Poi aggiunge: «Ci sono molti aspetti pratici che dipendono da questa registrazione», è la posizione della madre italiana del bimbo, che chiede al Comune di dare esecuzione alla sentenza. «In una situazione di emergenza non potrei nemmeno autorizzare una trasfusione. Poi ci sono questioni di eredità, perché il bimbo non ha alcun vincolo legale con i suoi famigliari italiani».
Ma a preoccupare l'arcivescovo di Torino è la mancanza di «figure materne e paterne chiare, riconoscibili e presenti» e di «un contesto sociale, culturale e normativo che metta in esplicito collegamento i diritti degli individui con i doveri dei genitori e dei cittadini». «Al di là della propaganda ideologica o politica, che cerca subito di tirare dalla propria parte la sentenza», conclude Nosiglia, «ci auguriamo che nel buon senso della gente comune prevalga sempre il detto "di mamma ce n'è una sola"; e nessuna dichiarazione, anche trascritta nei registri come "madre A" e "madre B" potrà mai sostituire questa realtà nel cuore di un figlio».

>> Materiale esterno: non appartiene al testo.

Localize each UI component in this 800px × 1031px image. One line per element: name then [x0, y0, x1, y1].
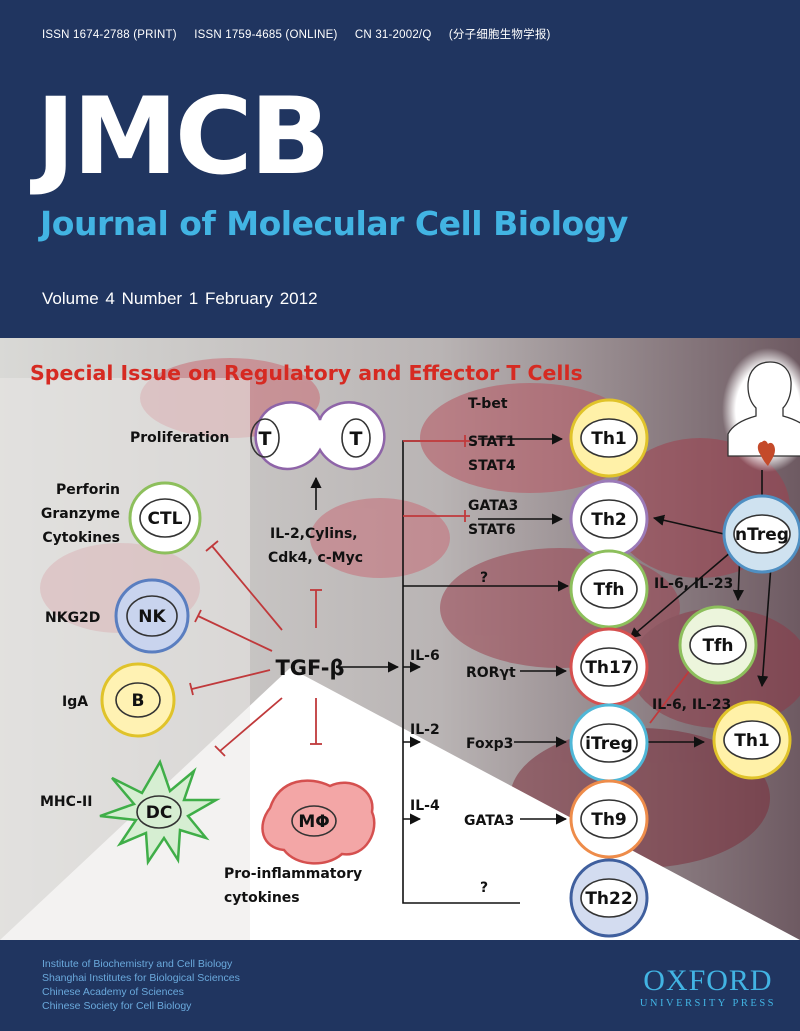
question-bottom-label: ? — [480, 880, 488, 896]
institution-line-3: Chinese Academy of Sciences — [42, 986, 184, 998]
cn-number: CN 31-2002/Q — [354, 29, 432, 41]
cdk4-label: Cdk4, c-Myc — [268, 550, 363, 566]
th22-cell — [569, 858, 649, 938]
volume-line: Volume 4 Number 1 February 2012 — [42, 289, 318, 308]
il2-cyclins-label: IL-2,Cylins, — [270, 526, 358, 542]
il4-label: IL-4 — [410, 798, 440, 814]
stat6-label: STAT6 — [468, 522, 516, 538]
issn-line: ISSN 1674-2788 (PRINT) ISSN 1759-4685 (O… — [42, 26, 565, 42]
b-label: B — [132, 691, 145, 711]
th1-label: Th1 — [591, 429, 627, 449]
dc-cell — [99, 759, 221, 866]
proinflammatory-cytokines-label: cytokines — [224, 890, 300, 906]
institutions-list: Institute of Biochemistry and Cell Biolo… — [42, 957, 240, 1013]
foxp3-label: Foxp3 — [466, 736, 513, 752]
nk-label: NK — [138, 607, 166, 627]
th1-right-cell — [712, 700, 792, 780]
nk-cell — [114, 578, 190, 654]
publisher-logo: OXFORD UNIVERSITY PRESS — [639, 964, 776, 1010]
macrophage-cell — [261, 779, 376, 865]
th22-label: Th22 — [585, 889, 632, 909]
th17-cell — [569, 627, 649, 707]
ntreg-cell — [722, 494, 800, 574]
chinese-title: (分子细胞生物学报) — [448, 29, 551, 41]
ctl-cell — [128, 481, 202, 555]
tgf-beta-label: TGF-β — [275, 656, 344, 680]
itreg-cell — [569, 703, 649, 783]
il2-label: IL-2 — [410, 722, 440, 738]
publisher-name: OXFORD — [643, 964, 773, 997]
stat1-label: STAT1 — [468, 434, 516, 450]
il6-il23-top-label: IL-6, IL-23 — [654, 576, 733, 592]
th2-cell — [569, 479, 649, 559]
journal-logo: JMCB — [36, 75, 331, 198]
ntreg-label: nTreg — [735, 525, 789, 545]
iga-label: IgA — [62, 694, 88, 710]
th1-right-label: Th1 — [734, 731, 770, 751]
left-fade — [0, 378, 250, 940]
il6-il23-bottom-label: IL-6, IL-23 — [652, 697, 731, 713]
t-cell-left-label: T — [259, 428, 272, 450]
th2-label: Th2 — [591, 510, 627, 530]
b-cell — [100, 662, 176, 738]
proinflammatory-label: Pro-inflammatory — [224, 866, 362, 882]
tfh-right-cell — [678, 605, 758, 685]
ctl-label: CTL — [148, 509, 183, 529]
granzyme-label: Granzyme — [41, 506, 120, 522]
tfh-right-label: Tfh — [702, 636, 733, 656]
issn-online: ISSN 1759-4685 (ONLINE) — [194, 29, 338, 41]
proliferation-label: Proliferation — [130, 430, 229, 446]
issn-print: ISSN 1674-2788 (PRINT) — [42, 29, 177, 41]
institution-line-1: Institute of Biochemistry and Cell Biolo… — [42, 958, 233, 970]
cover-illustration: Special Issue on Regulatory and Effector… — [0, 338, 800, 940]
th1-cell — [569, 398, 649, 478]
mhc-label: MHC-II — [40, 794, 92, 810]
t-cell-right-label: T — [350, 428, 363, 450]
tbet-label: T-bet — [468, 396, 508, 412]
th17-label: Th17 — [585, 658, 632, 678]
question-top-label: ? — [480, 570, 488, 586]
institution-line-4: Chinese Society for Cell Biology — [42, 1000, 192, 1012]
perforin-label: Perforin — [56, 482, 120, 498]
th9-cell — [569, 779, 649, 859]
banner-title: Special Issue on Regulatory and Effector… — [30, 361, 583, 385]
gata3-top-label: GATA3 — [468, 498, 518, 514]
il6-label: IL-6 — [410, 648, 440, 664]
journal-name: Journal of Molecular Cell Biology — [40, 204, 628, 243]
tfh-cell — [569, 549, 649, 629]
nkg2d-label: NKG2D — [45, 610, 100, 626]
cytokines-label: Cytokines — [42, 530, 120, 546]
dividing-t-cells — [250, 401, 386, 471]
person-icon — [722, 348, 800, 472]
stat4-label: STAT4 — [468, 458, 516, 474]
rorgt-label: RORγt — [466, 665, 516, 681]
itreg-label: iTreg — [585, 734, 633, 754]
th9-label: Th9 — [591, 810, 627, 830]
publisher-subtitle: UNIVERSITY PRESS — [639, 998, 776, 1009]
dc-label: DC — [146, 803, 173, 823]
tfh-label: Tfh — [593, 580, 624, 600]
gata3-bottom-label: GATA3 — [464, 813, 514, 829]
macrophage-label: MΦ — [298, 812, 329, 832]
institution-line-2: Shanghai Institutes for Biological Scien… — [42, 972, 240, 984]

Contrario anche il Forum delle associazioni familiari: «Questo caso è l'ennesimo episodio in cui si fa carta straccia delle qualità fondative della famiglia naturale, ma anche della specifica identità giuridica della famiglia, così come viene definita dalla Costituzione», si legge in una nota. «E la cosa singolare - e pretestuosa - è che lo si faccia nel nome dell’interesse del bambino».
«È evidente che si tende ad enfatizzare in chiave ideologica le pretese di alcune coppie. Già è grave quando è la politica a fare queste scelte ideologiche, come nel caso dei sindaci che trascrivono "automaticamente" - in modo arbitrario - i matrimoni tra persone dello stesso sesso celebrati all'estero, che non sono assolutamente riconosciuti nel nostro Paese. Almeno poi i sindaci sono sottoposti al giudizio degli elettori, che prima o poi potranno decidere se rivotarli oppure no. Ma quello a cui si sta assistendo è l’indebito protagonismo giudiziario di singoli giudici o delle varie Corti, con scelte, giudizi e pronunciamenti sui quali nessuno potrà mai chiedere loro conto».
Infine, conclude la nota: «Il Codice civile, il diritto di famiglia e perfino la legge 40 che prevede l’applicazione della fecondazione eterologa solo con un padre ed una madre, si modificano a Roma, non in giro per i tribunali o per gli uffici dei sindaci di tutt’Italia, e neppure sposando acriticamente scelte importate da altri Paesi».